Overview#Password Periodic Changes or Forced Password Change are a long-standing security practice designed to periodically lock out unauthorized users who have learned users’ passwords.
While some experts began questioning this practice at least a decade ago, it was only in the past few years that published research provided evidence that this practice may be less beneficial than previously thought, and sometimes even counterproductive. A few peer-reviewed papers that address this issue:
- Microsoft- removing password-expiration policies
- "When humans are forced to change their passwords, too often they’ll make a small and predictable alteration to their existing passwords, and/or forget their new passwords."

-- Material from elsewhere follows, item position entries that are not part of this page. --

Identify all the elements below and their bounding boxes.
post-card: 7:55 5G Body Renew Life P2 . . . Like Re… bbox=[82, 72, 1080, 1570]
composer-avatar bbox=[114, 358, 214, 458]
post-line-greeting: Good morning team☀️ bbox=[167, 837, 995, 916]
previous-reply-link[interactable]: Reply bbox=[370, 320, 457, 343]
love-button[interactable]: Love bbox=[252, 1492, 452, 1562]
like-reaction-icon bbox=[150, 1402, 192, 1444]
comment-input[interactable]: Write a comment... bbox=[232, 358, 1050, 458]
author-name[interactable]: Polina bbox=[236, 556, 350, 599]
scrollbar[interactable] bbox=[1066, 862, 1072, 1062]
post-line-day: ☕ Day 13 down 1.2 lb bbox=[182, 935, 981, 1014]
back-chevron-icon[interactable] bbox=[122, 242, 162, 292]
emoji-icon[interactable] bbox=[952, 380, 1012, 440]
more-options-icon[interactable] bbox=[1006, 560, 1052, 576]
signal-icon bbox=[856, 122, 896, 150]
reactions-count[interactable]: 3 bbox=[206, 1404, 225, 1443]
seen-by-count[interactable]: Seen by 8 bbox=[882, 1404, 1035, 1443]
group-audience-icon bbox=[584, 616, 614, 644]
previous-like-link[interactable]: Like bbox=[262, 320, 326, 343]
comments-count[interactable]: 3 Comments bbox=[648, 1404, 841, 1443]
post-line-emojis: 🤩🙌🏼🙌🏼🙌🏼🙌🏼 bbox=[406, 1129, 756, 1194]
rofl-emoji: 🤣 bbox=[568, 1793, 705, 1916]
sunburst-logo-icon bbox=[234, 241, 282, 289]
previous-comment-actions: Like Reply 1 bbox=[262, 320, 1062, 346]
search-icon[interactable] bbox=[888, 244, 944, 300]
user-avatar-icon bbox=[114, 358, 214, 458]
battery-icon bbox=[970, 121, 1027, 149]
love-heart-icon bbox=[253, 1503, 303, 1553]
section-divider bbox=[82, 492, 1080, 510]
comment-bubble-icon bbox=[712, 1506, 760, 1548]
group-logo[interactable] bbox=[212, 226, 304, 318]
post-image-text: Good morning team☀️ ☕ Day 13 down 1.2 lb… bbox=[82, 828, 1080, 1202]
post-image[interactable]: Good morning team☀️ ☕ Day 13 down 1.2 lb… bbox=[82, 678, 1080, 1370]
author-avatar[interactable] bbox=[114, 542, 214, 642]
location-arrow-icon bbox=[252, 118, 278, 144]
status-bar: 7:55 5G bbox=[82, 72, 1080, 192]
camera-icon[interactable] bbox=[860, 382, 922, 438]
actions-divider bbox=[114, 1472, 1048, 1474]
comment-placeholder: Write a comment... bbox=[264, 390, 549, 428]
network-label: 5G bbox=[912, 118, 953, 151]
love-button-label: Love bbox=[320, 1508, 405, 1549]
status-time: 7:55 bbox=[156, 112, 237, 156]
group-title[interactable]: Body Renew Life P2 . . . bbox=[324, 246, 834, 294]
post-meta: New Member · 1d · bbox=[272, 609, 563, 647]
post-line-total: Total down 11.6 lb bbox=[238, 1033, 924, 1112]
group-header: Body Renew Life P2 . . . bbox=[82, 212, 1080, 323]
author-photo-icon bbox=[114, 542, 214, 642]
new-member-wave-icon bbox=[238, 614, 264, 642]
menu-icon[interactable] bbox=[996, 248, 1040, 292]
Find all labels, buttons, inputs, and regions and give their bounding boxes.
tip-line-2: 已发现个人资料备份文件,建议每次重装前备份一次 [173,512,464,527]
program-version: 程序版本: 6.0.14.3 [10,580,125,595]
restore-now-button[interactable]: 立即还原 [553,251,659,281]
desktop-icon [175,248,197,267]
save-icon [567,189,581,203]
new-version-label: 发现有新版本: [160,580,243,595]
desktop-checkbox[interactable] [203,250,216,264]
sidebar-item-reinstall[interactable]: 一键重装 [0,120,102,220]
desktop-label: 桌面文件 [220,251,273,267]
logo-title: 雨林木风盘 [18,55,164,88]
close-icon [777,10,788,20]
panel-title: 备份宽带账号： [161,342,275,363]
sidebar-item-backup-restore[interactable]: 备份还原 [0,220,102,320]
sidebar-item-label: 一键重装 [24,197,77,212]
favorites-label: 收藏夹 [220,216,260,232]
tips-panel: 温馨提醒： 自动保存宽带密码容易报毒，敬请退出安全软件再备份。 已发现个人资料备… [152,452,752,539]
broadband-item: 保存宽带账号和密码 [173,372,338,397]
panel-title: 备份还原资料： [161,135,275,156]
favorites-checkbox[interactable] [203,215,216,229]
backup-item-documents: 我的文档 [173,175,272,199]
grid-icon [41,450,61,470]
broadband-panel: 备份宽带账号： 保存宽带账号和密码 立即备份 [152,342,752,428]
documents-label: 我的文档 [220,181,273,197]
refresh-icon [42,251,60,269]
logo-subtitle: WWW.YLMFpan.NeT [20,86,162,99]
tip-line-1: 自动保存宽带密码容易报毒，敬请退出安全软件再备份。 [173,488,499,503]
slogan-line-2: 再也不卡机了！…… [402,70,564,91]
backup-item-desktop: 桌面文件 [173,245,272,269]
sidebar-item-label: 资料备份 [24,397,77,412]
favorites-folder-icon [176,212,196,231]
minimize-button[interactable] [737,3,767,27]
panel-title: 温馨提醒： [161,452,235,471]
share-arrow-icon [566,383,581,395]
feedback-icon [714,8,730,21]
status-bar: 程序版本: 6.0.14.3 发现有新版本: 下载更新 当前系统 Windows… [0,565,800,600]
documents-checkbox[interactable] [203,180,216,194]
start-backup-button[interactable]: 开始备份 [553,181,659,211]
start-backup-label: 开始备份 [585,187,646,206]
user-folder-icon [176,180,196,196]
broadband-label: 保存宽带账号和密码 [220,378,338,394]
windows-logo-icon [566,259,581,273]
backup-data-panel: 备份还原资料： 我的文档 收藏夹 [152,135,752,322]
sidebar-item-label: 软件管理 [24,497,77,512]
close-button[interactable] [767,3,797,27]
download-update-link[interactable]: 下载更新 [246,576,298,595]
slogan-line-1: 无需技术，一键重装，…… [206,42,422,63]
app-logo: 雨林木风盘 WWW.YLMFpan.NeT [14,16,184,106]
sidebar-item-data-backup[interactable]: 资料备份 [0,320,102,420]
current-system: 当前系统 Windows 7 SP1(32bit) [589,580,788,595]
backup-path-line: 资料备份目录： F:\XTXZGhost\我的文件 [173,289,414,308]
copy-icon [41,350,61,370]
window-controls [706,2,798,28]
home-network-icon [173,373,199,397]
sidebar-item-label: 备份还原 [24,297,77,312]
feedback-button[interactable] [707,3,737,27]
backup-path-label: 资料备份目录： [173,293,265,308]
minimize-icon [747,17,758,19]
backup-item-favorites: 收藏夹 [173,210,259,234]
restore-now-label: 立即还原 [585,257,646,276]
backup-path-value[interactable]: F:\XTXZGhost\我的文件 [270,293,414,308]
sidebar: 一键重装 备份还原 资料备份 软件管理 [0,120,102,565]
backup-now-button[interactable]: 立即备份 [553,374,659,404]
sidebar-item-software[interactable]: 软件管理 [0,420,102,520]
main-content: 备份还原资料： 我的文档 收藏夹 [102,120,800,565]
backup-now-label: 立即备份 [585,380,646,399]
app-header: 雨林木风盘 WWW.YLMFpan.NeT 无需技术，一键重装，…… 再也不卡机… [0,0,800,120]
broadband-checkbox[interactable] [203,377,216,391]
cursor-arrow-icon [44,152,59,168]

- The Security of Modern Password Expiration An Algorithmic Framework and Empirical Analysis
- Quantitative measure of the impact of password expiration policies
- Time to rethink mandatory password changes
The National Institute of Standards and Technology (NIST) explained in a 2009 publication on enterprise password management that while password expiration mechanisms are "beneficial for reducing the impact of some password compromises", they are "ineffective for others" and "often a source of __frustration__ to users." They went on to encourage organizations to balance security and usability needs, outlining some factors to consider. NIST emphasized that other aspects of password policies may have greater benefits than mandatory expiration, including requirements for password length and complexity, as well as use of slow hash Functions with well-chosen “salt” (a technique to make sure that if two users have the same password they won’t look the same when hashed).